Schulspeisung Im Jahr 1948. Foto: Stadtarchiv

In unserer Rubrik Geschichte erleben starten wir heute mit der Serie „Die Geschichte der Willicher Schulen“ mit der Alleeschule in Anrath.

Im Jahre 1911 hatte die Raumproblematik an den beiden Anrather Schulen solche Ausmaße angenommen, dass der Gemeinderat zum Handeln gezwungen war. Er beschloss winkelig zur alten, 1878 ge­bauten Knabenschule an der Viersener Straße ein neues, sieben Klas­senräume und eine Lehrerdienstwohnung umfassendes Schulhaus zu errichten. Der Grundstein wurde am 16.Oktober 1911 gelegt, der Bau entstand nach Entwürfen des Kreisbaumeisters Manes unter Baulei­tung des Gemeindebauführers Schmitz.

Die offizielle Einweihung fand am 17. November 1913 statt. In der Zwischenzeit war bereits das benachbarte alte Schulgebäude nieder­ gelegt worden. In der Anfangszeit wurden in der neuen Schule etwa 390 Knaben unterrichtet. Auch die Gemeindehaushaltsschule fand im Kellergeschoss eine neue Heimat. Anfang 1943 wurde unter dem Schulhof eine Bunkeranlage errichtet. Erst 1972 wurde der Zugang beseitigt.

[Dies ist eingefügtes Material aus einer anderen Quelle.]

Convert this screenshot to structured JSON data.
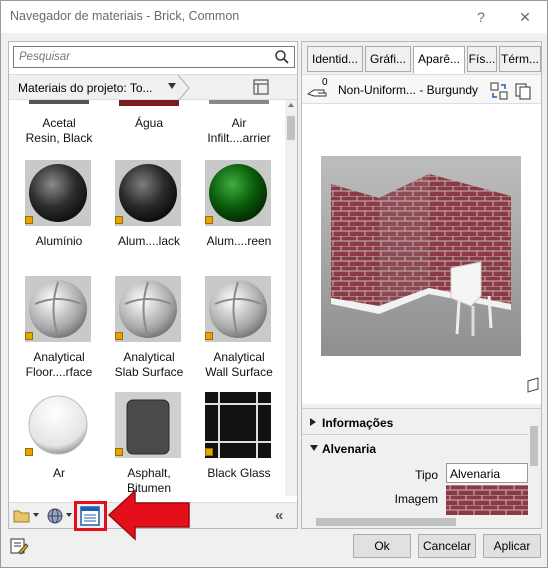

1967 (15.10.) hatte die Schule 617 Schüler. Im Jahr darauf wurden durch die Schulreform Volksschulen in Grund­ und Hauptschulen ge­trennt. Die Alleeschule beheimatete nun die Katholische Grundschule. Schulleiter wurde Johannes Küppers, der zuvor die Schule Clörath geleitet hatte.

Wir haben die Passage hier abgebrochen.